West Africa is deemed to be a land of opportunities for expatriates. So if you are looking forward to settle and work in one of its countries, you might be seduced by Ivory Coast. Bordered to the North by Mali and Burkina Faso, to the West by Liberia and Guinea and by Ghana to the East, Ivory Coast stretches over 322,463 km².
The South coast, for its part, is bordered by the Atlantic Ocean over some 520 km.
As a rapidly developing country, Ivory Coast has a booming population which, to date, amounts to more than 20 million inhabitants. Immigration also accounts for this surprising population growth. Indeed, many expatriates have chosen to settle there over the years, especially people coming from the Economic Community Of West African States (ECOWAS). Hence, you are likely to come across expatriates from Mali, Guinea, Senegal, Liberia, Ghana, Lebanon, Syria, as well as Asian and European nationals.
Being a French-speaking country, Ivory Coast is a member of the Organisation internationale de la Francophonie. In fact, French is spoken by 70% of the local population, but other languages such as the “sénoufo”, “dioula”, “bété”, “yacouba” and “agni” are also spoken in the North and the South the country. Finally, dialects such as “néyo”, “dida”, “nyabwa” and “krahn” are widely spoken elsewhere.
In 2013, Ivory Coast's Gross Domestic Product (GDP) amounted to US$ 31,06 billion according to the World Bank.
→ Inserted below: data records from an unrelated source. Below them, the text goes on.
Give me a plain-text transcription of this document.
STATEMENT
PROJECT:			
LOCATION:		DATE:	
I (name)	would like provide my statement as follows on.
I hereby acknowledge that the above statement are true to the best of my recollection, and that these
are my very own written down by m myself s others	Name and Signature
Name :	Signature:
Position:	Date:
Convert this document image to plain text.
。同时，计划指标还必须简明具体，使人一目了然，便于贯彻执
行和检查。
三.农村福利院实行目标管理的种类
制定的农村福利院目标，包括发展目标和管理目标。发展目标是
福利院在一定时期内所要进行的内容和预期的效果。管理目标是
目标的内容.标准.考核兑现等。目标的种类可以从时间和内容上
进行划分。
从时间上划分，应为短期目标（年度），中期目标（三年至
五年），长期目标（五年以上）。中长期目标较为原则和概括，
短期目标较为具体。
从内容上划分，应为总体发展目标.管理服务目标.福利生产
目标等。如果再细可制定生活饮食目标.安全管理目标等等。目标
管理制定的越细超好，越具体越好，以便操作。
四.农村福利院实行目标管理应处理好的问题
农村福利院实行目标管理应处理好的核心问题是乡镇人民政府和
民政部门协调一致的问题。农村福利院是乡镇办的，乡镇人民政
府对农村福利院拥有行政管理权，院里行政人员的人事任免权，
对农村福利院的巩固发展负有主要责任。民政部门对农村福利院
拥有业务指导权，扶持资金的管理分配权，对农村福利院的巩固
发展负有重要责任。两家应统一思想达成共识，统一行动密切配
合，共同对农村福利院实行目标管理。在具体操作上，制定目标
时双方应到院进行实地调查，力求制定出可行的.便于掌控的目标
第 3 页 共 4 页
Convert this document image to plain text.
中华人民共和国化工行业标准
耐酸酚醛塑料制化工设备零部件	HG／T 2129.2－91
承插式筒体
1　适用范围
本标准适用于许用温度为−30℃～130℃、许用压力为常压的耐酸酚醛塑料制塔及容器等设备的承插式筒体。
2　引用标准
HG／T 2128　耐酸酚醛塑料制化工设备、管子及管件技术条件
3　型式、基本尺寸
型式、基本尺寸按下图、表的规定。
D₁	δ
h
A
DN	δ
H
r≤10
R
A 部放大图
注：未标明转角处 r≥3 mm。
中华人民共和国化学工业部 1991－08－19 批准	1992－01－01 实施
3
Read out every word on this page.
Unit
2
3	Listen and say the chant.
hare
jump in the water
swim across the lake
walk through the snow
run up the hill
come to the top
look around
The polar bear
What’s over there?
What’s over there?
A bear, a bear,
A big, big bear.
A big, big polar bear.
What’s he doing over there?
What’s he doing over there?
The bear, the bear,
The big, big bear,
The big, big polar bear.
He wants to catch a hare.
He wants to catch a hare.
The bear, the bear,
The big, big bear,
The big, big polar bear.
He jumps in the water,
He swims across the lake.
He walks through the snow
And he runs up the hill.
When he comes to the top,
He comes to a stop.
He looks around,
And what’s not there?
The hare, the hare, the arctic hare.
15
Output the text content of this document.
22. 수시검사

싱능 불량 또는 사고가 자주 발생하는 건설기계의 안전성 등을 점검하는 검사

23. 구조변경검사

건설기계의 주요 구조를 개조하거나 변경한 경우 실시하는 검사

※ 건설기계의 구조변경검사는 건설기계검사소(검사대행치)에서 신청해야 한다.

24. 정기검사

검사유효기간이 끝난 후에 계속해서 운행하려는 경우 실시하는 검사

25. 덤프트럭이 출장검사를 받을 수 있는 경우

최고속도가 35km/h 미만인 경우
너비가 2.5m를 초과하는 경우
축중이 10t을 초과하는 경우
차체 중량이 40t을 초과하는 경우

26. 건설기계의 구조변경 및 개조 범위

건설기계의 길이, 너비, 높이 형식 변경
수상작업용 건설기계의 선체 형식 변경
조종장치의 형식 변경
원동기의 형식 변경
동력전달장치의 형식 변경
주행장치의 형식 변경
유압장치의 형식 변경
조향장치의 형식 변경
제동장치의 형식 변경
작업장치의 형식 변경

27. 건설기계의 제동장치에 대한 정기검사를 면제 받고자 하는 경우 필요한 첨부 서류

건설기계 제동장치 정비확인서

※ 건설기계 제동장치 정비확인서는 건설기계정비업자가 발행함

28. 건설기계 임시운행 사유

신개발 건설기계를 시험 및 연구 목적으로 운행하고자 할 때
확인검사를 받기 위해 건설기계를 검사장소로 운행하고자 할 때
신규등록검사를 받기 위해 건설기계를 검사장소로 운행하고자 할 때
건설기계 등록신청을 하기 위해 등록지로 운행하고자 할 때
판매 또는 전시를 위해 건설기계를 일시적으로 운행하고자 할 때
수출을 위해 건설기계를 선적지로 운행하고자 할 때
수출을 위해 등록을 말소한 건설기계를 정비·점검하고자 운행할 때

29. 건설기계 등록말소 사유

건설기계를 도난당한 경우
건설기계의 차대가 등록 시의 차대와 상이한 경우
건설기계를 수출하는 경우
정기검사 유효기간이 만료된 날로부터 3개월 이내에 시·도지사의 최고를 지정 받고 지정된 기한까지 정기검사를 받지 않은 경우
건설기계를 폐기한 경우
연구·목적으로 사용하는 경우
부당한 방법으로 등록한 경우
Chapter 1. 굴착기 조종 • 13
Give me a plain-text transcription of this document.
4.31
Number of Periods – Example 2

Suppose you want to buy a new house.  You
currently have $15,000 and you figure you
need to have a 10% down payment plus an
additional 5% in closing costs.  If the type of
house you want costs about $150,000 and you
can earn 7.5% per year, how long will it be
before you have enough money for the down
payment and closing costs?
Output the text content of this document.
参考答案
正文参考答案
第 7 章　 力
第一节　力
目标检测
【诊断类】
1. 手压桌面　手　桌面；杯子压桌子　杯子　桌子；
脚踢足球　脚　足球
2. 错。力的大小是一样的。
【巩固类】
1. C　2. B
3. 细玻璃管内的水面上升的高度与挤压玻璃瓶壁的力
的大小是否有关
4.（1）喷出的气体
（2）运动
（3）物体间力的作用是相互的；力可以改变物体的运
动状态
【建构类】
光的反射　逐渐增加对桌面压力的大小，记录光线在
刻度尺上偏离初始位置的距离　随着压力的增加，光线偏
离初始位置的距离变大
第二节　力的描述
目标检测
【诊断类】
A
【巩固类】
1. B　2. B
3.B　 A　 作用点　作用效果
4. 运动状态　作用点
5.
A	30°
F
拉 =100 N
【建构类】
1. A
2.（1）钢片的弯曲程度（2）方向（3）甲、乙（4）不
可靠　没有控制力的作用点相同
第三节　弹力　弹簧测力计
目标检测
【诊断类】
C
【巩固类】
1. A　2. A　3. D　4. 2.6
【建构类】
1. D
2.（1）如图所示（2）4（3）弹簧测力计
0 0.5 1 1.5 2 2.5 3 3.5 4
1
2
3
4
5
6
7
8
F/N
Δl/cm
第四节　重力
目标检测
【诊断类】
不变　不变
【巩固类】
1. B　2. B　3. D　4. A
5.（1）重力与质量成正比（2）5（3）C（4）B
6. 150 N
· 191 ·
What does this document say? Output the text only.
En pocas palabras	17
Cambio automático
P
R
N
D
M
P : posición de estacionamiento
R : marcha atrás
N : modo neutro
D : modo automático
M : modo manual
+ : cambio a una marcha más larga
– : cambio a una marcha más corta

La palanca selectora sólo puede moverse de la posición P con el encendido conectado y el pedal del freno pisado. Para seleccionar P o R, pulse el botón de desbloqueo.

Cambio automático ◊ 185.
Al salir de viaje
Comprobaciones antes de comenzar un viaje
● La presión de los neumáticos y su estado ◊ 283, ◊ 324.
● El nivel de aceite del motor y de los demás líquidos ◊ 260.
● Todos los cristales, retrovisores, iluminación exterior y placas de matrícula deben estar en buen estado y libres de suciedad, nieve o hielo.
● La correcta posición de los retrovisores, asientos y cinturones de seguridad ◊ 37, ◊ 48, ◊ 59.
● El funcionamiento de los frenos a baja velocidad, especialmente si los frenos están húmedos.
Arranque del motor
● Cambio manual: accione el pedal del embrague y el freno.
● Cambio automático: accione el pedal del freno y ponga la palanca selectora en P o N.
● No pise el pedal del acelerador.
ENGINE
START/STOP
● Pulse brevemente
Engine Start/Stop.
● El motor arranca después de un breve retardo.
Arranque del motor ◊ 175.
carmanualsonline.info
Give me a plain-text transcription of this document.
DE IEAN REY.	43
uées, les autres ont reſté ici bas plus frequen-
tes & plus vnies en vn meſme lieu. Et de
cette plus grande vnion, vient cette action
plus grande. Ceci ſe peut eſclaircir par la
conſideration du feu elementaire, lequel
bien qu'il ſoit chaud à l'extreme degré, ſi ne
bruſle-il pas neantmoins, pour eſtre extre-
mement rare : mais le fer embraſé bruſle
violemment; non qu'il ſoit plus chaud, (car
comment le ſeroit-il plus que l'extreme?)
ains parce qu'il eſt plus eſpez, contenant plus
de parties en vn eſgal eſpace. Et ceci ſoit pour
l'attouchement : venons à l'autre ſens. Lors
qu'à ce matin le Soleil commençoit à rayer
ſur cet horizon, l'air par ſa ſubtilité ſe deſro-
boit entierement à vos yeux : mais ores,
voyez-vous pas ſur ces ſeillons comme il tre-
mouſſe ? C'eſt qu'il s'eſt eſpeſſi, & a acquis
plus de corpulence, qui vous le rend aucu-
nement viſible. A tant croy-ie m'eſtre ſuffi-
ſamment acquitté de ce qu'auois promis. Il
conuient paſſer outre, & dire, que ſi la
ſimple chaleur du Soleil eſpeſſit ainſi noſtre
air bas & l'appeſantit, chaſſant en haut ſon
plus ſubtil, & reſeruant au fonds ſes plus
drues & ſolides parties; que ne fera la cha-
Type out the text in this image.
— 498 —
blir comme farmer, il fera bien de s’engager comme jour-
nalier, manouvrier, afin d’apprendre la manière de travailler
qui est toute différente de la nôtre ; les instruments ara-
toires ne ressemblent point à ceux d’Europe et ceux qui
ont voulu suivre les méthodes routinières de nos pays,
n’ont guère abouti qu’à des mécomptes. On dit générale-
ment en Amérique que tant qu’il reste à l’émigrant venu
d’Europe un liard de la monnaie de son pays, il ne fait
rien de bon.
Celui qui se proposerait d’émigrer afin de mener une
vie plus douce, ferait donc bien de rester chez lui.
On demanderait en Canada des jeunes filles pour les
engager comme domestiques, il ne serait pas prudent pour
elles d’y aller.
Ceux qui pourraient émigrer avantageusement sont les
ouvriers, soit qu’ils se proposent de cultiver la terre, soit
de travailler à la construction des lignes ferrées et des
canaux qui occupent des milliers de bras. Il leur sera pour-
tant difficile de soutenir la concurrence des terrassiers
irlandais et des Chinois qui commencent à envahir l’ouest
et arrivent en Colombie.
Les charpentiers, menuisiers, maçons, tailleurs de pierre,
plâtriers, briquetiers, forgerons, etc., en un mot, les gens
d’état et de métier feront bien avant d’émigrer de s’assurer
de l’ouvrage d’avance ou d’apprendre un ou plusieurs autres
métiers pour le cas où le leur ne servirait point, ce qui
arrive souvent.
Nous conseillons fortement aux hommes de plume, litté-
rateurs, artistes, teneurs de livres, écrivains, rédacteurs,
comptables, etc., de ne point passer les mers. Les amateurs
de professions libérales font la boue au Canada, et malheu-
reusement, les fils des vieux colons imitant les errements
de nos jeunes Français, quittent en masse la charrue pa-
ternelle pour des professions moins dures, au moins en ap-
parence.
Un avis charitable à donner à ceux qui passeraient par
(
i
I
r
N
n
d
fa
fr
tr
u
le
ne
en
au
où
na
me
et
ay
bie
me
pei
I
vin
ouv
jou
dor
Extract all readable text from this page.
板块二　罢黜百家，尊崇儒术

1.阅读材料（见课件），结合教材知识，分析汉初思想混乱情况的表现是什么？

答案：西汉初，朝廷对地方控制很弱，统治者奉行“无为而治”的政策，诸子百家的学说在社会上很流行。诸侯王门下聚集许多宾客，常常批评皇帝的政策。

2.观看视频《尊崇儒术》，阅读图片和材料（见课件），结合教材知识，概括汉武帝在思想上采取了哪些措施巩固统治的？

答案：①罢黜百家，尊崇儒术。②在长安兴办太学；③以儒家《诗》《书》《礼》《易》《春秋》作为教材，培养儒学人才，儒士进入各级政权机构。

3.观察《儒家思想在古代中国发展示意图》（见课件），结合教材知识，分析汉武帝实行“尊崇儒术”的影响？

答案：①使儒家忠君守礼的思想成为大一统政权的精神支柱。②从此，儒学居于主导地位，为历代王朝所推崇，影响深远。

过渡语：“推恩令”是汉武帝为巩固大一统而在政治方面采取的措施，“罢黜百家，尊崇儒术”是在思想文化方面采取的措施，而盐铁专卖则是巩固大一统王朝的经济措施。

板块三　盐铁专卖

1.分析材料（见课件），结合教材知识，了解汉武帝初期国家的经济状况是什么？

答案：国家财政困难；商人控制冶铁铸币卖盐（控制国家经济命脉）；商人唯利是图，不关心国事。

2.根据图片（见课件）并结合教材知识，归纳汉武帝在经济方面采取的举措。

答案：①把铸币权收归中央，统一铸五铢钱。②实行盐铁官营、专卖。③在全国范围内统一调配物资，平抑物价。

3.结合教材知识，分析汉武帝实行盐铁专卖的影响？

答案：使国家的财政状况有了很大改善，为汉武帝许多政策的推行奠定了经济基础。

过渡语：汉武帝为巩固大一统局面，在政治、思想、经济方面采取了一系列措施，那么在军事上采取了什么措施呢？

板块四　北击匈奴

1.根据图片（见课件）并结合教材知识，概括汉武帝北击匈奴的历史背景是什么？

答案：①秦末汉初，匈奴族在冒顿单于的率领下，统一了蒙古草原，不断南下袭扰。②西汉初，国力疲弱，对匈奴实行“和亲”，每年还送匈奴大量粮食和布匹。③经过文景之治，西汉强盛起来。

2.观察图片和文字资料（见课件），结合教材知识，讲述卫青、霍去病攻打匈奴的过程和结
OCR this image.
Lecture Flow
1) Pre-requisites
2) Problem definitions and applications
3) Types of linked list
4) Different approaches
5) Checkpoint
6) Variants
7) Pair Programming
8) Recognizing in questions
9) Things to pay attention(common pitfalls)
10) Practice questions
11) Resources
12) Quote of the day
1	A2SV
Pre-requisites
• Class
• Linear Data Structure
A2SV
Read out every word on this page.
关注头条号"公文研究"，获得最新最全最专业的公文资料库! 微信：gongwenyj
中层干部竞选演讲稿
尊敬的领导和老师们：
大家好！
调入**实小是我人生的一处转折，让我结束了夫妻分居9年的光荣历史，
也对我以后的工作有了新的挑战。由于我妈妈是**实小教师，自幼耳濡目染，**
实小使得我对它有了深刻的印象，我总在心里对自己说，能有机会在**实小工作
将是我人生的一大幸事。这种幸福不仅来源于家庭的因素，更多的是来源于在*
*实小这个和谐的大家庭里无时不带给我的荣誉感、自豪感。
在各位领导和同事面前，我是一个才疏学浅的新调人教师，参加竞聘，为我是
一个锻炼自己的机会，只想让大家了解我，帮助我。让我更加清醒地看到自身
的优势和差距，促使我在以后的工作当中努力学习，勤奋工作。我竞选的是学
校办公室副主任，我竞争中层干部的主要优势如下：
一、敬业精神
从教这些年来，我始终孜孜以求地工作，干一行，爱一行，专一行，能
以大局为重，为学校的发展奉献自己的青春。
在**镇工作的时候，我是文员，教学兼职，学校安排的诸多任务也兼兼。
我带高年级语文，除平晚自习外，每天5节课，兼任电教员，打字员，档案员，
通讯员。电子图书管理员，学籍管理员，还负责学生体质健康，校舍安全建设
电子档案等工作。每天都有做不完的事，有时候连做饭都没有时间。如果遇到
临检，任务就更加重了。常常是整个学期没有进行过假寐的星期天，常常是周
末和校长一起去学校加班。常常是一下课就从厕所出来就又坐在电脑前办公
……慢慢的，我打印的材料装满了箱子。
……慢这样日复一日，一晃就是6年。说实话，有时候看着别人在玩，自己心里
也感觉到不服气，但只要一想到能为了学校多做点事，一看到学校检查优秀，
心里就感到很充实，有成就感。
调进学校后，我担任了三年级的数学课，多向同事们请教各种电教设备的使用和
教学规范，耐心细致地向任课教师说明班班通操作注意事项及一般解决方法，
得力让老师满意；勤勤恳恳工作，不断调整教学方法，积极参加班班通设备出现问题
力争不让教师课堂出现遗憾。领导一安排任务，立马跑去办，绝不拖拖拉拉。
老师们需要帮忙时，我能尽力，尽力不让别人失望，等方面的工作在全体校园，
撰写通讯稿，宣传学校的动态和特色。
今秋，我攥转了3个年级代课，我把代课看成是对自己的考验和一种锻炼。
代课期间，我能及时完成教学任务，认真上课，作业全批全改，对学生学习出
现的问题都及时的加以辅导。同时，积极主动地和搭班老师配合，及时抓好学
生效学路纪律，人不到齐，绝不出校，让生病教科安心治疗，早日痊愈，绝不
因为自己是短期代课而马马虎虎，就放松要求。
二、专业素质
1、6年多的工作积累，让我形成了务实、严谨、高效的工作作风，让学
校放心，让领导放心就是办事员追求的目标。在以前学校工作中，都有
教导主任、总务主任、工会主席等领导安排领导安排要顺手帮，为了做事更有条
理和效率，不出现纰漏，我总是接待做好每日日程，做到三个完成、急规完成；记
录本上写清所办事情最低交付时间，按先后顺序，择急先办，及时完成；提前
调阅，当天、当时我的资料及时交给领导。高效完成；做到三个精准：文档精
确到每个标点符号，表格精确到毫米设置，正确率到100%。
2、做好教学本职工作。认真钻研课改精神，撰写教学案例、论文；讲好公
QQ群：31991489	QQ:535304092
The local economy mainly relies on agriculture. In fact, it ranks 7th worldwide in terms of coffee production. Cocoa culture is as important in Ivory Coast which ranks 1st ahead of Ghana. The production of palm and coconut oil, cotton, rubber-wood, cola nuts, is also very significant.
Food crops come in the second place. Ivory Coast produces namely maize, rice, yam, cassava, plantain, citrus, bergamot and bitter orange.
Coffee, cocoa, sugarcane, pineapples, banana, cashew nuts and palm oil, as well as fruits such as mangoes, papaya, avocado and citrus, are exported in significant quantities to Europe in significant quantities.
Besides agriculture, Ivory Coast's oil reserves are also a major asset.
Finally, the tertiary sector contributes up to half of the national GDP despite its weakness and decline since a few years.
Ivory Coast has been particularly afflicted by a political and military crisis for nearly 10 years. Most sectors, including tourism, have been affected. However, the country has been trying to get back to normal and become a safe place once again.
Ivory Coast has a warm and humid climate which has equatorial characteristics on the coast and semi-arid and tropical in the North. Temperatures generally vary from the North to the South and according to the different seasons, on an average of 28 °C.
Seasons, for their part, vary according to the zone. The two major seasons are the equatorial climate zone and the tropical climate of the savannah. In the first zone, the dry season last from December to April, followed by the rain season from May to July. In August and September, the small dry season comes until October. The small rain season then lasts from October to November.
The tropical humid climate of the savannah, for its part, goes from the North of the Southern forest region to the South of the savannah region. Temperatures vary between 14 °C and 33 °C with four seasons: two dry seasons (from November to March and from July to August) and two rainy seasons (from June to October and from March to May).
The savannah region, for its part, experiences a dry savannah climate with two extreme seasons (dry and rainy), with daily temperature variations of 20 °C and high humidity going up to 40 to 50%.